Hydroxyapatite; Chitosan, chitin, or a mixture thereof; And the contents of catechol or catechol derivatives are as described above. For example, the content of hydroxyapatite may be 25 to 75% by weight, 25 to 70% by weight, 30 to 75% by weight, 30 to 70% by weight or 40 to 60% by weight based on the weight of the composite. Also, the content of the chitosan, chitin, or a mixture thereof may be 30 to 70% by weight or 40 to 60% by weight based on the weight of the composite. Also, the ratio of the content of the at least one catechol or catechol derivative selected from the group consisting of catechol, dopamine, dopa and methylcatechol can be in the range of 5 to 15% by weight, based on the weight of the chitosan, chitin, have.

The complex provided by the present invention is a material to which catechol or catechol derivatives are added and is harmless to the human body and exhibits a strong mechanical strength and can be used as a variety of biomaterials such as artificial tendons, artificial ligaments, artificial dental materials, But the present invention is not limited thereto.
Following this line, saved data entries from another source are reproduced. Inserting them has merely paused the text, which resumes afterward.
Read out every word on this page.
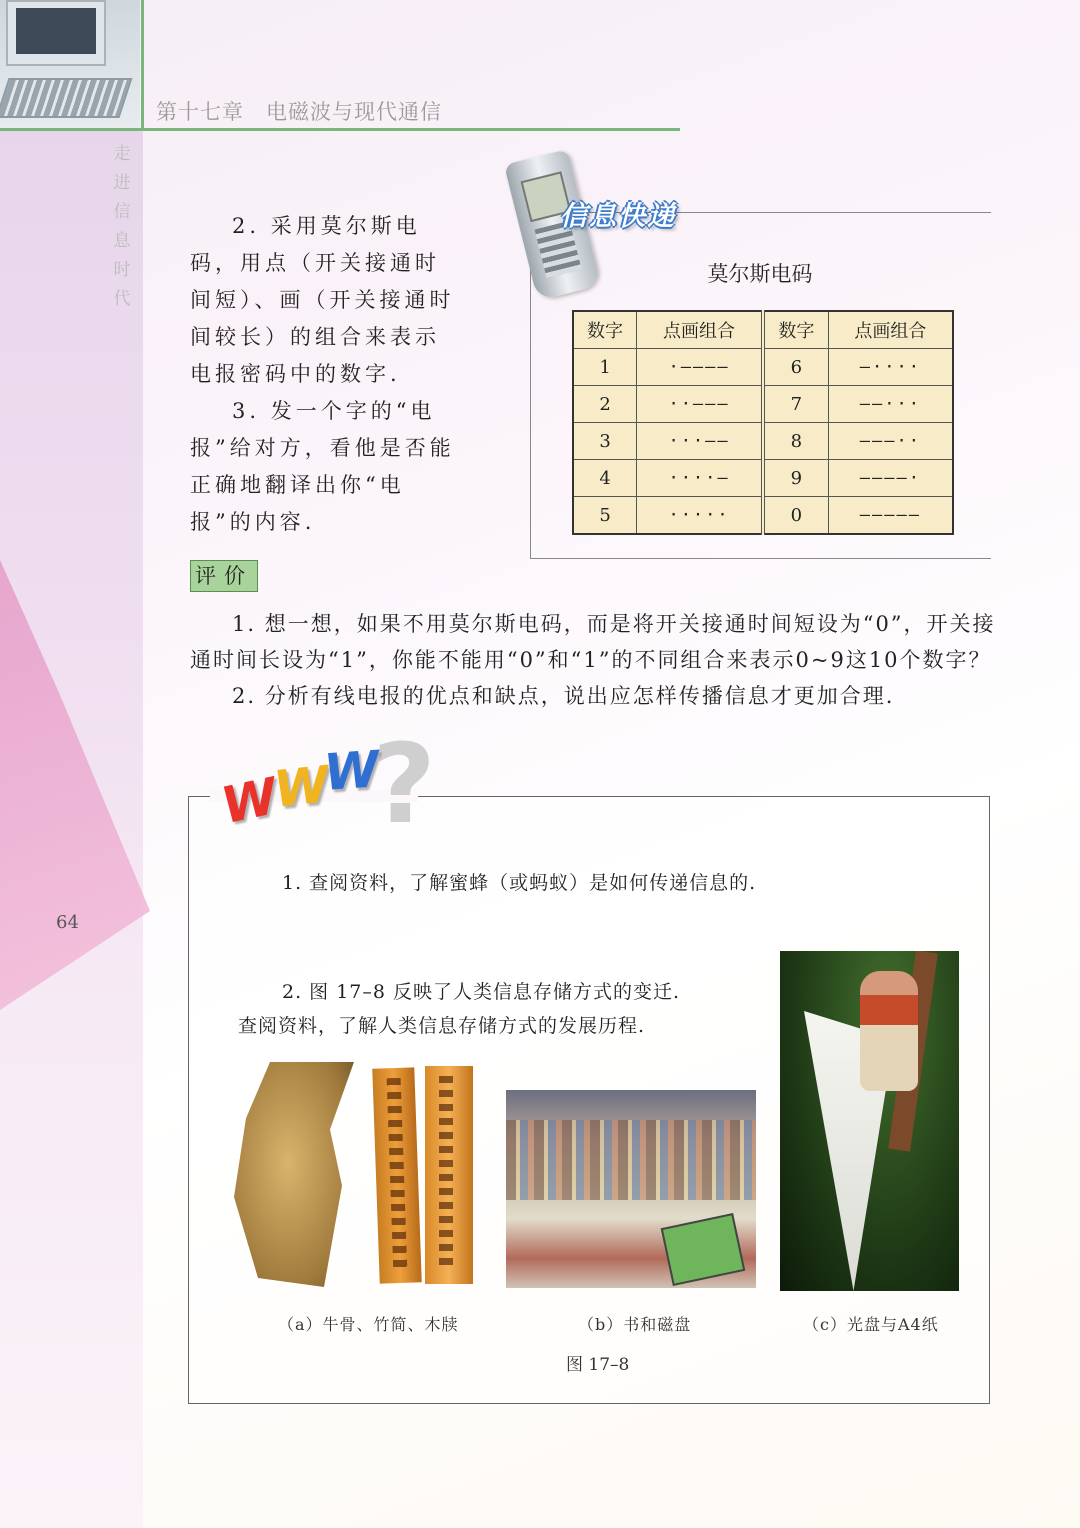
第十七章 电磁波与现代通信
走
进
信
息
时
代
64

2. 采用莫尔斯电码，用点（开关接通时间短）、画（开关接通时间较长）的组合来表示电报密码中的数字.

3. 发一个字的“电报”给对方，看他是否能正确地翻译出你“电报”的内容.

信息快递
莫尔斯电码
数字	点画组合	数字	点画组合
1	·––––	6	–····
2	··–––	7	––···
3	···––	8	–––··
4	····–	9	––––·
5	·····	0	–––––
评价

1. 想一想，如果不用莫尔斯电码，而是将开关接通时间短设为“0”，开关接通时间长设为“1”，你能不能用“0”和“1”的不同组合来表示0~9这10个数字？

2. 分析有线电报的优点和缺点，说出应怎样传播信息才更加合理.

?
W
W
W
1. 查阅资料，了解蜜蜂（或蚂蚁）是如何传递信息的.

2. 图 17–8 反映了人类信息存储方式的变迁.

查阅资料，了解人类信息存储方式的发展历程.

（a）牛骨、竹简、木牍	（b）书和磁盘	（c）光盘与A4纸
图 17–8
BRIEF DESCRIPTION OF THE DRAWINGS Fig. 1 is a schematic view of a method for producing a composite according to Example 1. Fig.
2A to 2C are photographs of a surface SEM measurement of the synthesized film according to Example 1, wherein FIG. 2A shows a synthesized # HA25 film surface, FIG. 2B shows a synthesized # HA50 film surface, Film surface.
3 is a cross-sectional SEM measurement photograph of the synthesized film according to Example 1. Fig.
4A is a cross-section of the synthesized # HA50 film according to Example 1, and FIG. 4B is a cross-sectional view of a synthesized 50% HA film according to Comparative Example 2. FIG. Lt; / RTI >
Shows the apaptide ¹ is phosphate mode ^- Figure 5 shows an FTIR analysis 3500cm according to Example ^5-1 shows an ^{OH peak, 1020 cm -1, 600} cm -1, 562 cm.
6 is a graph showing the tensile strength of the composite according to Example 6. Fig.
7 is a graph showing the hygroscopicity of the composite according to Example 7. Fig.
FIG. 8 is a graph showing the cell viability of the osteoblast according to Example 8. The white circle indicates the result of the complex # HA50 (50% HA + Dopamine) of Example 1, , And the black inverted triangle (▼) shows the result of the composite (50% HA) of Comparative Example 2.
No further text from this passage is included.